Tınaz kemirilmiş gibiydi. Boşluklar oluşmuş. Boşluğuna kar dolmuş. İlk olarak dolan karı ellerimizle zorla temizledik. Sonunda yorgun halimizle temiz otlara ulaşabildik. Otları ellerimizle çekip büyük çuvalın içine sığıştırarak koyuyorduk. Bizim Töskey’in otları ne güzel. Kuzu işkembesinde pişen ağız sütü gibi. Ne eylersin, mal değildik, yoksa hepsini yemek istersin. Birden hoş ot kokusu sardı ortalığı. Soğuk kış değil, neşeli yaz geldi sanki. Keklik otuyla karışan buğday ile çemen otu, sorguç otu ile süpürge çiçeği, kokusu yağlı olan efedra ile pelin otu, kırmızı yonca, malva ile tüylü kısamahmut ve niceleri yaz mevsimindeki gibi buram buram kokuyorlardı. İmkân olaydı da bütün tınazıyı alıp götüreydim. Tınazın oyuğuna yatarak, hiç hareket etmeden uyusam keşke, ne güzel.
Fakat Ayşe bana seslendi. İki çuvalı ayaklarımızla basarak sıkıştırdık ve urganla sardık. Bir çuvalı Ayşe benim arkama yükledi, sonra göğsüme urganın ucunu sararak bağladı. Kendi çuvalını hiç zorlanmadan arkasına atıverdi. Bu şekilde geldiğimiz gibi izlerimizi takip ederek döndük. Altı gün esen kar fırtınası azmış gibi, Ayşe:
“Kar fırtınası tekrar olsa da izlerimizi kapatsa iyi olur.” dedi. Sonra gökyüzüne baktı. Kenarında aydın halka çizilen Ay kederli gözüktü. Gökyüzünde Ay kederlenirse, yeryüzünde yaşayan bizim gibi fakirlere ne çare. Tanrı yar ve yardımcımız olsun. Tasbet’in kahrından muhafaza etsin bizi. Tasbet öğrenirse, Ayşe’yi de beni de mahkemeye verirdi muhakkak. Zaten halk düşmanı, vatan haini denen ölüm mührü vurulmuştu alnımıza.
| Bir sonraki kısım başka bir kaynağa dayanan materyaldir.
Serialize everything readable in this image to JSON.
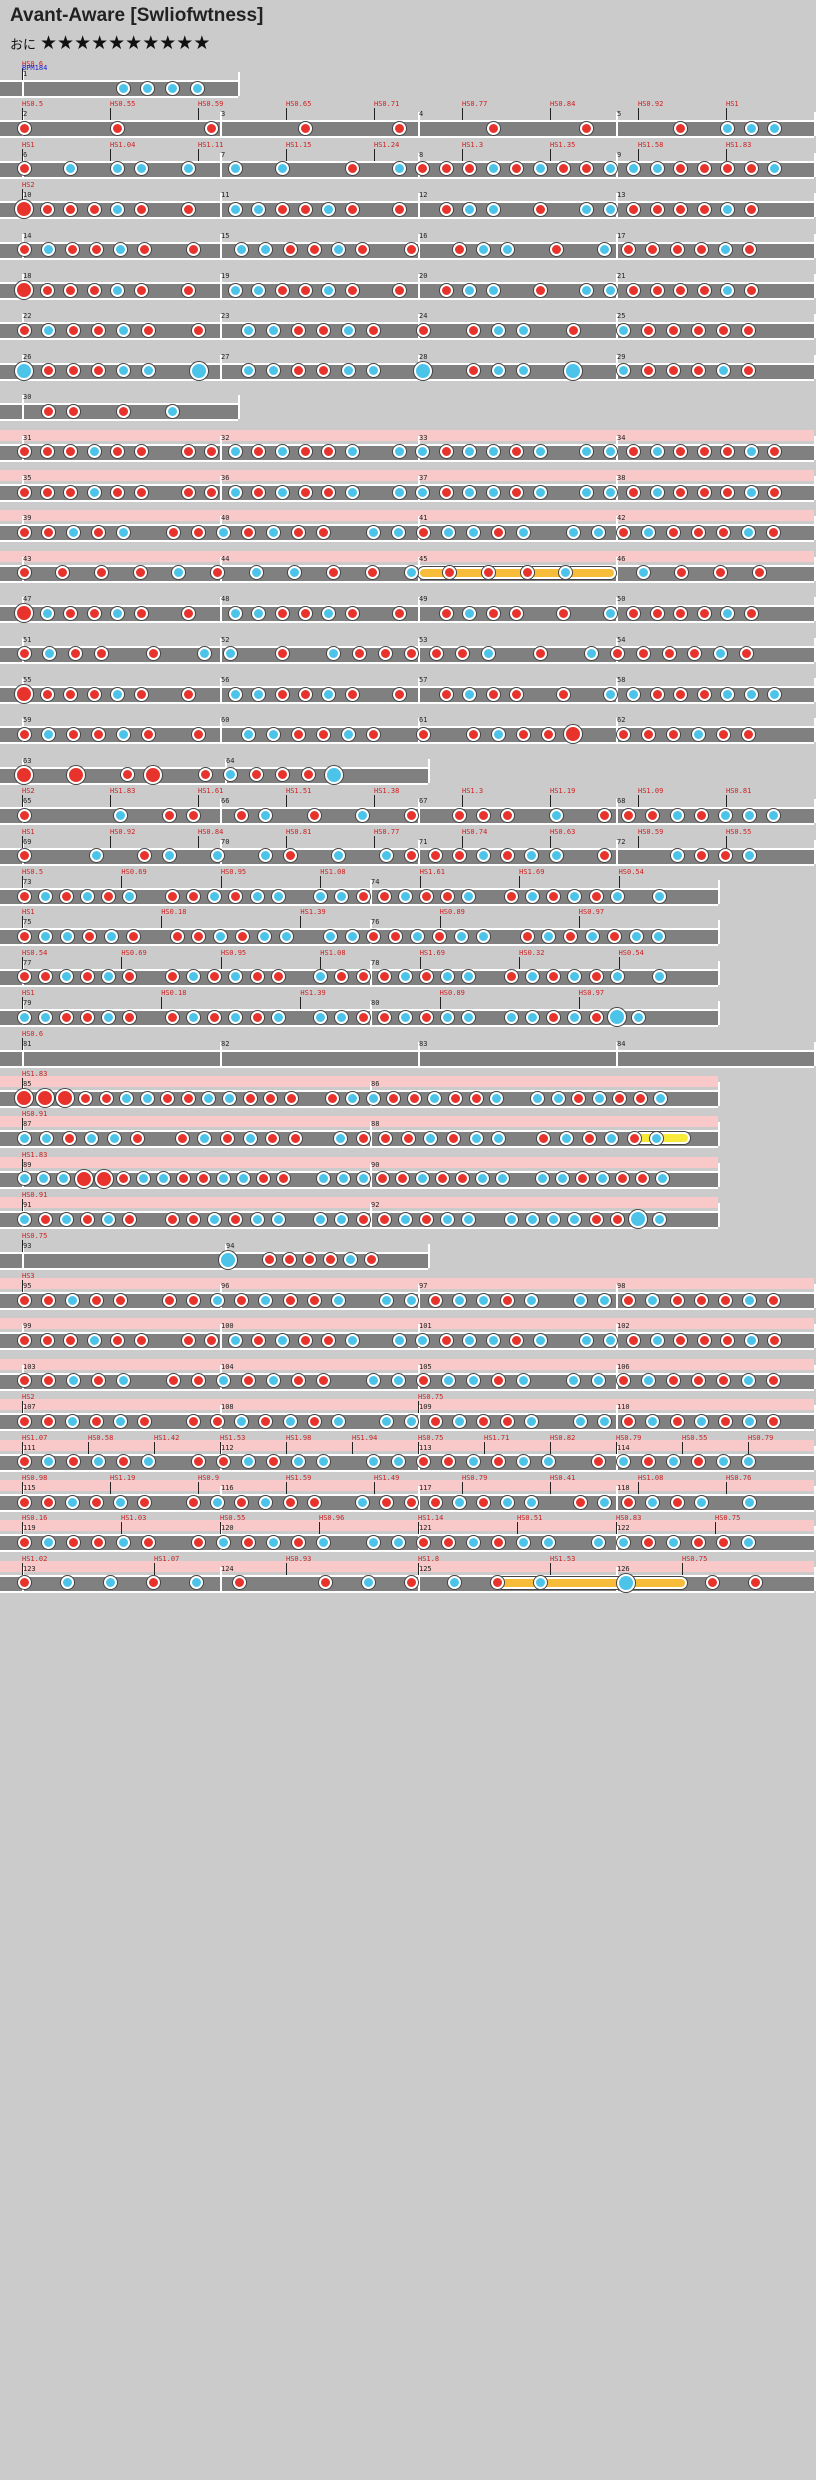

Geçen yaz mevsiminde Sartay isminde sefalet içinde yaşayan dede mahkûm olmuştu. Kendisi meşhur Momışulı Baurcan’ın yakın akrabasıydı. İşlediği suçu ise; onun bir tek eşeğini Tasbet alıp yaz boyunca siloya götürmüştü ve buğday taşıtmıştı. Bunu gören Sartay ise:
“Ne benim eşeğim gerçekten kayboldu, ne de şu devlet…” demişti. Çok sinirlenmişti. Tasbet bu sözü duyar duymaz hemen polislere şikâyet etmiş. Ondan sonra Sar-tay ortalıktan kayboldu.
O anda bende korku yoktu. Neşeli yaz mevsiminin bir çuval nurunu üzerine almış insanın hiçbir kaygısı olmaz zaten. Fakat Ayşe korkuyordu. Ay’a bakıp bakıp kederleniyordu.
AY IŞIKLI GECELER
Soğuk Şubat ayının beyaz kar fırtınası bir gün dindi. Cin çarpmasından dinen şaman gibi kesilince, gökyüzü açıldı ve perdesiz pencerede Ay ışığı çiseleyerek duruyordu. İki çuval ot gelince keçiler ağlamalarını kestiler. Uykumuzu rahatlıkla alacaktık. Gece uzun idi. Ayak izlerimiz kapının dışında duruyordu.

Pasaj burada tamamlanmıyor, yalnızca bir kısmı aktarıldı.